The trailhead for the stunning ʻAkaka Falls Loop Trail is immediately off the parking lot. While the trail is a short, paved loop, it is not accessible due to several sets of stairs.

  • If you’re looking for a quick out-and-back walk to ‘Akaka Falls, at the first fork, follow the trail to the left. ‘Akaka Falls is just a short walk down the path.
  • If you want to see both Kahuna Falls and ‘Akaka Falls, at the first fork, follow the trail to the right. The 0.4 mile trail will take you through a gorgeous canyon, first past the smaller Kahuna Falls and then past the spectacular ‘Akaka Falls, and to several scenic viewpoints.

It was lightly sprinkling when we arrived, so we chose to do the whole 0.4 mile loop trail to see both Kahuna Falls and ‘Akaka Falls, which plunges 442 feet into a stream-eroded gorge. The walk along the trail definitely requires a bit of effort, but it is absolutely gorgeous. The entire trail is surrounded by lush, green tropical plants, brightly-colored flowers, trees with huge leaves, and a babbling, flowing stream.

By the time we reached Kahuna Falls, which is partially obscured by vegetation, the rain picked up big time and we all were soaked and laughing at the craziness of our day!
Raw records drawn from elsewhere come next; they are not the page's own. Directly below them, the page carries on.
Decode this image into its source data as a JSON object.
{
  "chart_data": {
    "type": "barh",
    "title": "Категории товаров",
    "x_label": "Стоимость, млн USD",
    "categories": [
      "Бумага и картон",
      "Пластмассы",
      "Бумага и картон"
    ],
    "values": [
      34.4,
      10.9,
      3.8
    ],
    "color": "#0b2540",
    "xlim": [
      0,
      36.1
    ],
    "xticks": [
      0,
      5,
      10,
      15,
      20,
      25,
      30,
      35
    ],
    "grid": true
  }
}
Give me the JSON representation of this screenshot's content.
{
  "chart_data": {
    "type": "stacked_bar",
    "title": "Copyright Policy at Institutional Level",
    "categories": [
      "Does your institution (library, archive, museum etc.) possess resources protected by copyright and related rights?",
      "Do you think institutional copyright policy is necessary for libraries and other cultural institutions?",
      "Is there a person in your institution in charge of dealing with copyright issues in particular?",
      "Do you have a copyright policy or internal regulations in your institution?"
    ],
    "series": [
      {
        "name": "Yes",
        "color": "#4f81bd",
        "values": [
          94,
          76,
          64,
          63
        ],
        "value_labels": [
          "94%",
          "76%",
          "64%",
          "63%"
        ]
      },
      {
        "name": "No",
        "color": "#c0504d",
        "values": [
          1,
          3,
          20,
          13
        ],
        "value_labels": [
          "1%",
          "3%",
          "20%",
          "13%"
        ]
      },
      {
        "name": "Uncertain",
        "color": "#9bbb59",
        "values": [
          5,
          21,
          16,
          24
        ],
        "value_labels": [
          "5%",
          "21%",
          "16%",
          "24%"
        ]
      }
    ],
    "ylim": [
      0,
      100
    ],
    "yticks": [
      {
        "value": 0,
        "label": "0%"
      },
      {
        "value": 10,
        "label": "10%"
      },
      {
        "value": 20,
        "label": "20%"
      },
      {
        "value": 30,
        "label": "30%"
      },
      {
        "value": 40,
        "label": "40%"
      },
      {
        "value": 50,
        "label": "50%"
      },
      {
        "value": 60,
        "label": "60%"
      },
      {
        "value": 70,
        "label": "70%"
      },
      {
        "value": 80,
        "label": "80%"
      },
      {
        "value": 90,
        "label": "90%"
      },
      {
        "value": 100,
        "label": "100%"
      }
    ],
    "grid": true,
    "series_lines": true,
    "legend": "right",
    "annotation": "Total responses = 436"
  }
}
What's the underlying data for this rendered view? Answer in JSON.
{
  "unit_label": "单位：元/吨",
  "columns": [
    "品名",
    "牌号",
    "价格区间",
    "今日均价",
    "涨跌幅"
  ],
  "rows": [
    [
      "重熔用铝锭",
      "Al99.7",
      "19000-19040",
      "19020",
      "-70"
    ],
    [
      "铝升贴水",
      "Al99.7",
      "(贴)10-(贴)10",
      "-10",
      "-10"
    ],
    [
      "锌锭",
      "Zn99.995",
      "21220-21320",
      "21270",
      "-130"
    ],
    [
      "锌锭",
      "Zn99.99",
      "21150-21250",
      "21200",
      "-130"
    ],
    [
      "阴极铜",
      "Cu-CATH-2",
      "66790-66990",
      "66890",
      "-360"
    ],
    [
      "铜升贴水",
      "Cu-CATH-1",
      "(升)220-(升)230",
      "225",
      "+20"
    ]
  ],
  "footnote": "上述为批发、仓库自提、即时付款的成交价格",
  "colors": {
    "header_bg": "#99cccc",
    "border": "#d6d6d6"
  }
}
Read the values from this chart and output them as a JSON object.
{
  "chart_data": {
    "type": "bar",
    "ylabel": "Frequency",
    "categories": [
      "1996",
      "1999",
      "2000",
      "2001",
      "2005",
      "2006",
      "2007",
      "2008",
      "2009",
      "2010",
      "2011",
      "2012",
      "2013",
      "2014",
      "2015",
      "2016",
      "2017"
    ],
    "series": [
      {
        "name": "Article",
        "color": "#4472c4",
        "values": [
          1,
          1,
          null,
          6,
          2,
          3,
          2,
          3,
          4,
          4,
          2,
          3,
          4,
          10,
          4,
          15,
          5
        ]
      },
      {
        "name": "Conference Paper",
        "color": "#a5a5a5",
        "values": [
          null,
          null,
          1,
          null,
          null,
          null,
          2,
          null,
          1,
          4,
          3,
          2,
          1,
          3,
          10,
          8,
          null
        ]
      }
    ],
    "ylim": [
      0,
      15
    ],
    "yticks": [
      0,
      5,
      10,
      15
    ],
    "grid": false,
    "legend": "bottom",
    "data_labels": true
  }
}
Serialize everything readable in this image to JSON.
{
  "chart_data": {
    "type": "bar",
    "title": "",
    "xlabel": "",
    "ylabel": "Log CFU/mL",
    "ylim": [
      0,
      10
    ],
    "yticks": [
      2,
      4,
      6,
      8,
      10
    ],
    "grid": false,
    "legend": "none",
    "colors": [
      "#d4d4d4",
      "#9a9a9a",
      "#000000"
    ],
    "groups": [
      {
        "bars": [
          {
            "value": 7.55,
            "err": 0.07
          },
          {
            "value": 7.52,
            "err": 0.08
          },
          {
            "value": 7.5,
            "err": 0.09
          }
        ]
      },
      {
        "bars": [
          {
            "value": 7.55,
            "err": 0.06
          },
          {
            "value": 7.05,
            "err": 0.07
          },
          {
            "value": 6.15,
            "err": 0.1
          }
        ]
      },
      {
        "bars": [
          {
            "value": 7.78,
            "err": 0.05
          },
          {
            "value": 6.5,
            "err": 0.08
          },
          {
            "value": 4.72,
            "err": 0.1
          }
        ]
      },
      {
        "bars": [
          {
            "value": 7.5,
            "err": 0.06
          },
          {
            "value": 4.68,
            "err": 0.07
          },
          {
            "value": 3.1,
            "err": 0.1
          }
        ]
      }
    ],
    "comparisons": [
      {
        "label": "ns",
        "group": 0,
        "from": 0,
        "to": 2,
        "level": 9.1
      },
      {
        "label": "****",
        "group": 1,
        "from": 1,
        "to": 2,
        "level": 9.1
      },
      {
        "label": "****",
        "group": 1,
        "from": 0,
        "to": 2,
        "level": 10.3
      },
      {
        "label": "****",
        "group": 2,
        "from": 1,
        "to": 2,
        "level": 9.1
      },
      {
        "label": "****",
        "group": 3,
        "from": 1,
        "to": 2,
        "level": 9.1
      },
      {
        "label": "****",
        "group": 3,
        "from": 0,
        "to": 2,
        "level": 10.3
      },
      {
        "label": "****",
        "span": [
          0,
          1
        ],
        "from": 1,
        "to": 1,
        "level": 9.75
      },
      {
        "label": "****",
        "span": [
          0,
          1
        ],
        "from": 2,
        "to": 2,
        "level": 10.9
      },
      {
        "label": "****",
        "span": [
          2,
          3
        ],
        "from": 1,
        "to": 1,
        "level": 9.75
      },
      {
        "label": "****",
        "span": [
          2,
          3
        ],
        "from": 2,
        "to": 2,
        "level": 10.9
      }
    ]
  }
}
We could hear ‘Akaka Falls before we could see it, then as we got closer, we caught a few glimpses of the majestic waterfall through the trees and plants before reaching the official overlook and a covered viewing area!

We first took some refuge under the cover out of the rain while another group snapped photos. Then we grabbed a few photos of the incredible 442 foot waterfall. The light wasn’t great for photography, but we got a few good ones and every time we look at them now, we’re reminded of the rainy hike, how wet we were, how gorgeous the waterfalls were and just how much fun we had!

Know Before You Go

  • ‘Akaka Falls State Park, along the northeastern Hamakua Coast, is located 3.6 miles southwest of Honomu and 11 miles north of Hilo off Hawaii Belt Road at the end of ‘Akaka Falls Road (Hawaii Route 220) at 875 Akaka Falls Road, Honomu, Hawaii 96728.
  • This Big Island state park is home to two majestic waterfalls, one of which plunges 422 feet into a gorge below.
  • The park is open to walk-ins between sunrise and sunset and the parking area is open from 8:30 am to 6:00 pm.
  • At the parking area, you’ll find restrooms and a water fountain.
  • The admission fee is $5.00 per car or $1.00 per person for walk-ins.
  • The ‘Akaka Falls Loop Trail is not accessible due to several sets of stairs along the 0.4 mile route.